Scrobipalpa blapsigona

Scientific classification
- Kingdom: Animalia
- Phylum: Arthropoda
- Class: Insecta
- Order: Lepidoptera
- Family: Gelechiidae
- Genus: Scrobipalpa
- Species: S. blapsigona
- Binomial name: Scrobipalpa blapsigona (Meyrick, 1916)
- Synonyms: Phthorimaea blapsigona Meyrick, 1916;

= Scrobipalpa blapsigona =

- Authority: (Meyrick, 1916)
- Synonyms: Phthorimaea blapsigona Meyrick, 1916

Species of moth

Scrobipalpa blapsigona is a moth in the family Gelechiidae. It was described by Edward Meyrick in 1916. It is found in southern India and Bengal.
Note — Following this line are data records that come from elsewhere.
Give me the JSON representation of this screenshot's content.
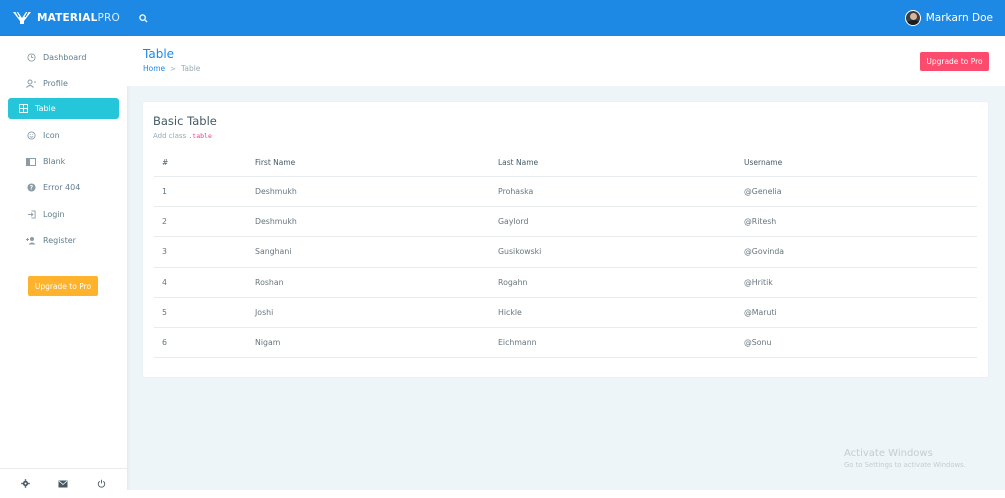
{
  "brand": {
    "name_bold": "MATERIAL",
    "name_light": "PRO",
    "accent": "#1e88e5"
  },
  "topbar": {
    "search_icon": "search-icon",
    "user_name": "Markarn Doe"
  },
  "sidebar": {
    "items": [
      {
        "label": "Dashboard",
        "icon": "dashboard-icon"
      },
      {
        "label": "Profile",
        "icon": "profile-icon"
      },
      {
        "label": "Table",
        "icon": "table-icon",
        "active": true
      },
      {
        "label": "Icon",
        "icon": "smiley-icon"
      },
      {
        "label": "Blank",
        "icon": "blank-page-icon"
      },
      {
        "label": "Error 404",
        "icon": "help-icon"
      },
      {
        "label": "Login",
        "icon": "login-icon"
      },
      {
        "label": "Register",
        "icon": "register-icon"
      }
    ],
    "upgrade_label": "Upgrade to Pro",
    "footer_icons": [
      "gear-icon",
      "mail-icon",
      "power-icon"
    ]
  },
  "page": {
    "title": "Table",
    "breadcrumb": {
      "home": "Home",
      "separator": ">",
      "current": "Table"
    },
    "upgrade_label": "Upgrade to Pro"
  },
  "card": {
    "title": "Basic Table",
    "subtitle_prefix": "Add class",
    "subtitle_code": ".table",
    "columns": [
      "#",
      "First Name",
      "Last Name",
      "Username"
    ],
    "rows": [
      [
        "1",
        "Deshmukh",
        "Prohaska",
        "@Genelia"
      ],
      [
        "2",
        "Deshmukh",
        "Gaylord",
        "@Ritesh"
      ],
      [
        "3",
        "Sanghani",
        "Gusikowski",
        "@Govinda"
      ],
      [
        "4",
        "Roshan",
        "Rogahn",
        "@Hritik"
      ],
      [
        "5",
        "Joshi",
        "Hickle",
        "@Maruti"
      ],
      [
        "6",
        "Nigam",
        "Eichmann",
        "@Sonu"
      ]
    ]
  },
  "watermark": {
    "title": "Activate Windows",
    "subtitle": "Go to Settings to activate Windows."
  },
  "colors": {
    "active_nav": "#26c6da",
    "upgrade_side": "#ffb22b",
    "upgrade_top": "#fc4b6c",
    "topbar": "#1e88e5"
  }
}
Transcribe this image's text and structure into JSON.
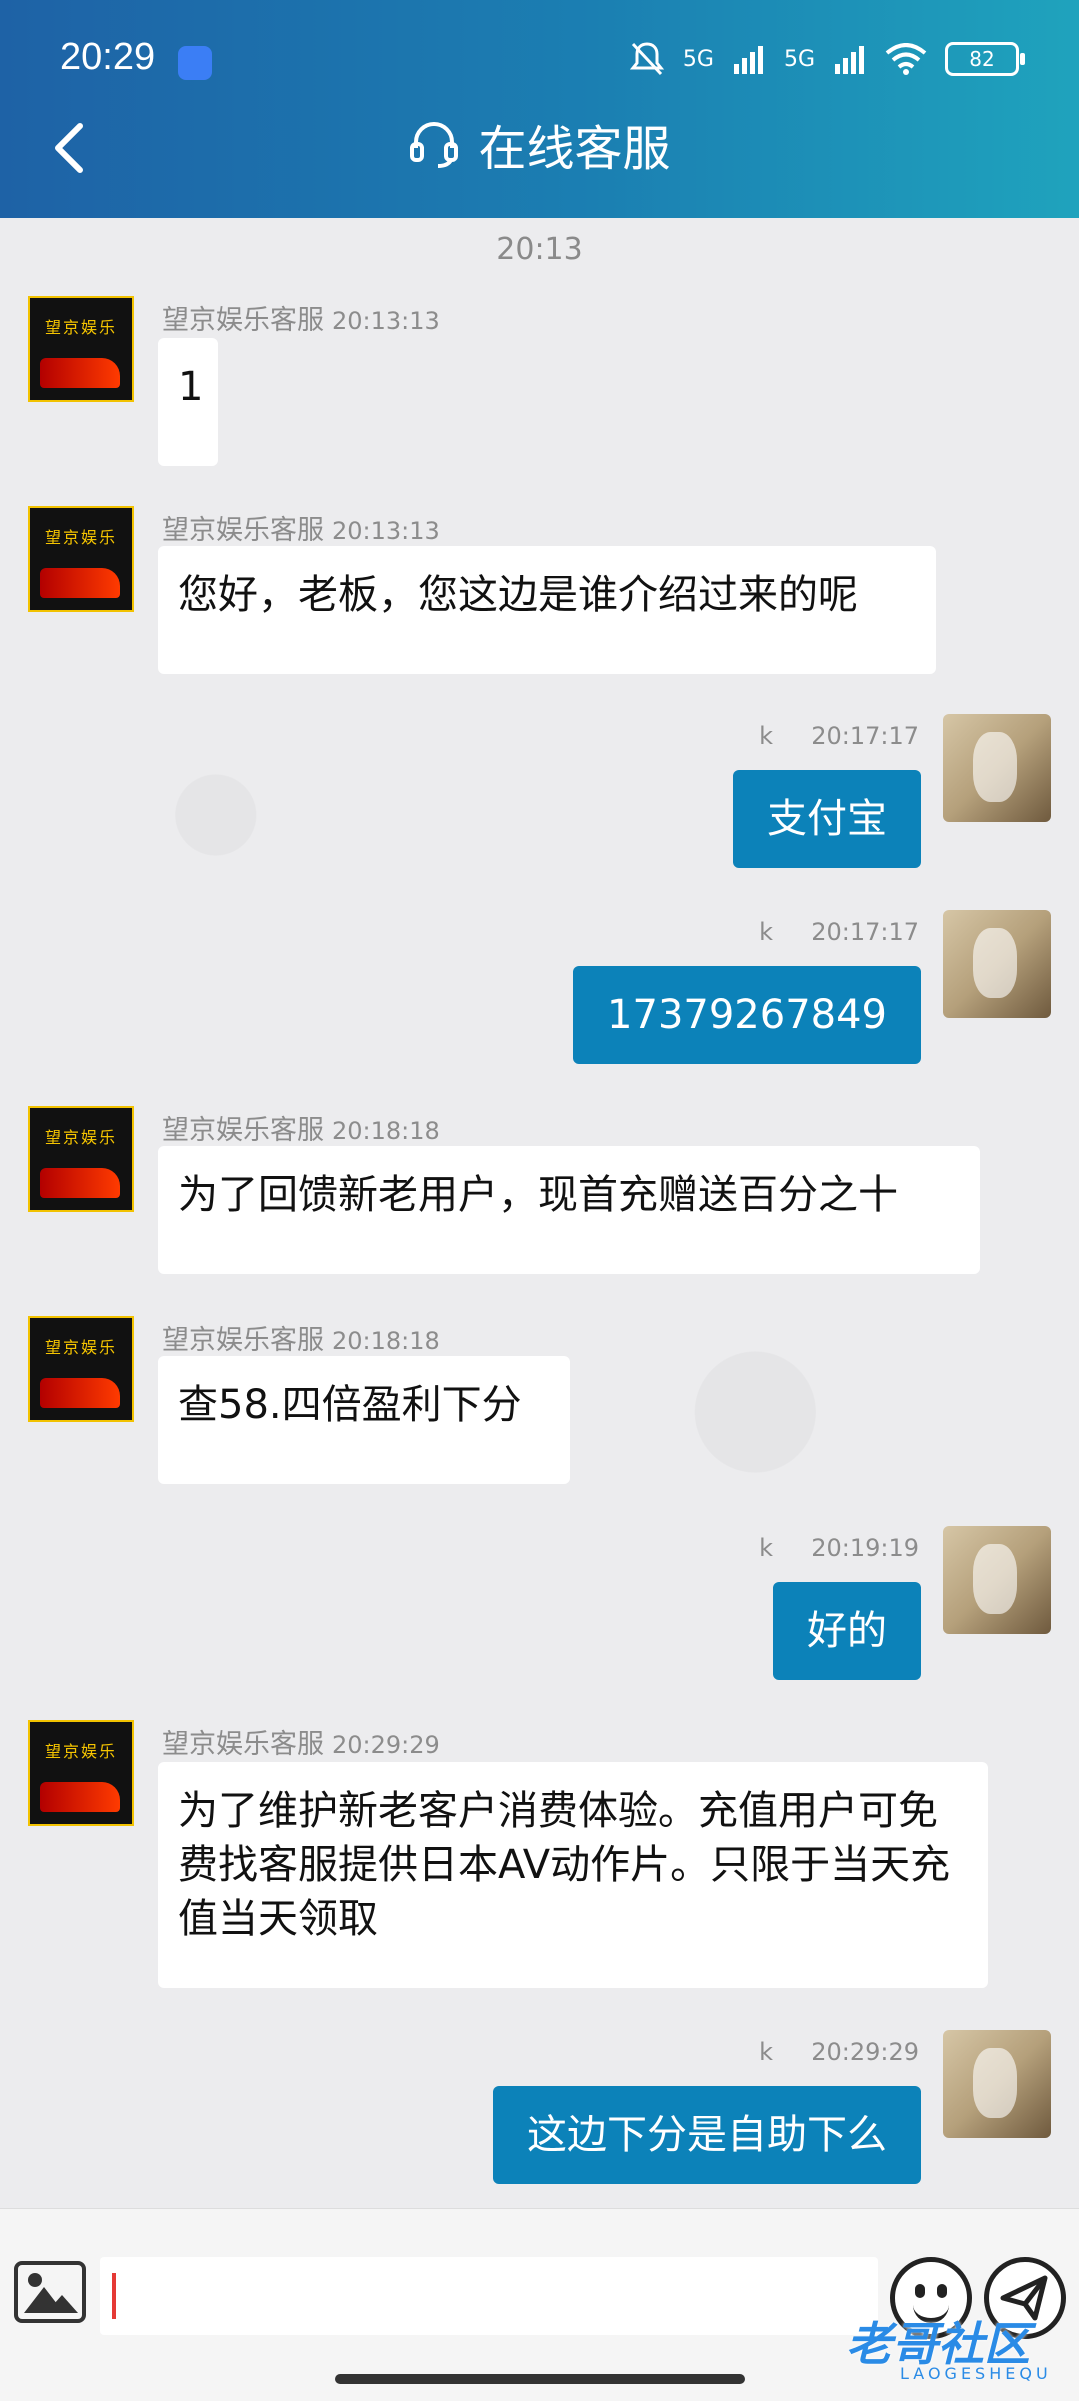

The wingspan is 13–14 mm. The forewings are whitish ochreous, largely suffusedly streaked with brownish ochreous, and irregularly sprinkled with blackish. The stigmata are small, cloudy and blackish, the plical beneath the first discal. There is a small cloudy spot of blackish sprinkles on the costa at two-thirds. The hindwings are pale grey, more or less whitish tinged anteriorly.

The larvae feed on the buds of Solanum melongena.